Revenge Of The Big Gay Done One (Part The First)
Oh My Goddess, Part One - Mayhem erupts when a dimwitted dark demonic force releases the Titans from their three-thousand-year ld ice prison. The Glamorous Ladies panic, until a Big Gay Whitelighter from the future convinces the Dolt to unleash some super-secret Mythological Mojo from Whitelighterland.
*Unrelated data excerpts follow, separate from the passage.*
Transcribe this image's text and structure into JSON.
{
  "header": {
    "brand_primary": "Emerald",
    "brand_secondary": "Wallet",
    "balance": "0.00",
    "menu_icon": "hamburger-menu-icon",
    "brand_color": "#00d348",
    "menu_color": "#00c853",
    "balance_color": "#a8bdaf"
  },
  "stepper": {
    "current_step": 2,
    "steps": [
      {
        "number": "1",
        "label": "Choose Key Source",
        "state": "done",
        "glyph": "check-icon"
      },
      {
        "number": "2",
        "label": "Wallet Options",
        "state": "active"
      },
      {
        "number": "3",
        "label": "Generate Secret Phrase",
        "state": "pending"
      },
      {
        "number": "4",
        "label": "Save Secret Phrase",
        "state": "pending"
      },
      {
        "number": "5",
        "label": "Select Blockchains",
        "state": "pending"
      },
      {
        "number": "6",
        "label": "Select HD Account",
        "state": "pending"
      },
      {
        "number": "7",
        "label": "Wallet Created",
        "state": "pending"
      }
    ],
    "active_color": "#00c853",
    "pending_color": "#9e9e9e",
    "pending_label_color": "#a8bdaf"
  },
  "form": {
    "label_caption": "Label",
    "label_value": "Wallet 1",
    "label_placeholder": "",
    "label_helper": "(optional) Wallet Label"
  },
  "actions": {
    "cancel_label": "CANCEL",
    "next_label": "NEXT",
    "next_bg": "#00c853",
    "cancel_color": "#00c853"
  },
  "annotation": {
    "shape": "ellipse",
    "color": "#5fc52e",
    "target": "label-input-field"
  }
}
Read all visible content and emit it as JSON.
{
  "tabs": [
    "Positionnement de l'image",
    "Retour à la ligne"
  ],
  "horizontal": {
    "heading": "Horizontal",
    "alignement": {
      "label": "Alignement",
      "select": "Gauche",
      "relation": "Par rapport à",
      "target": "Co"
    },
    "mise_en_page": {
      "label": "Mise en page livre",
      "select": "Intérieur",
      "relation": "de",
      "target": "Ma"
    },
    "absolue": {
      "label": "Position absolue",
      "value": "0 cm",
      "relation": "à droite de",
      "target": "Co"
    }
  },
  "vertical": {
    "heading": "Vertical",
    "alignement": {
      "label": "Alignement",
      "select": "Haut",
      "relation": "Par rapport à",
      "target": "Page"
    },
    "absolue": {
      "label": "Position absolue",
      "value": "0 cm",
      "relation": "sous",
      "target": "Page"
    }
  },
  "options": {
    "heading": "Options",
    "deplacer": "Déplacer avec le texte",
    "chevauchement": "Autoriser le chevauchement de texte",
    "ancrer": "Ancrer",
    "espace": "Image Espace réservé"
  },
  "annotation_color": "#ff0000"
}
Phoebe, still gaping, finally manages to choke out, "Who are you?" "Chris Perry," comes the answer. "I'm from the future," he admits a bit reluctantly, understanding how unlikely that sounds. At this moment, I'd like to remind you all of the prominent mid-'80s survey that determined forty-two-percent of all gay men were named Chris. Of course, that survey was conducted by HBO's Not Necessarily The News, but to this day, I find its conclusions remarkably accurate. Piper stumbles into the attic at this juncture to gasp, "Oh! My! God! Tell me that's just a really good likeness of [Raige]." I'd love to, darling, but I can't, because it's not a terribly good likeness at all. It looks more like Lauryn freaking Hill, for Christ's sake. Phoebe crosses to Piper's side as Big Gay Chris and his dangerous eyebrows get frisky with the exposition. He was sent back to alter the past by a person or persons who must remain anonymous for the time being. You see, prior to his time-hopping intervention, history showed that Raige died when Boobarella attacked the attic.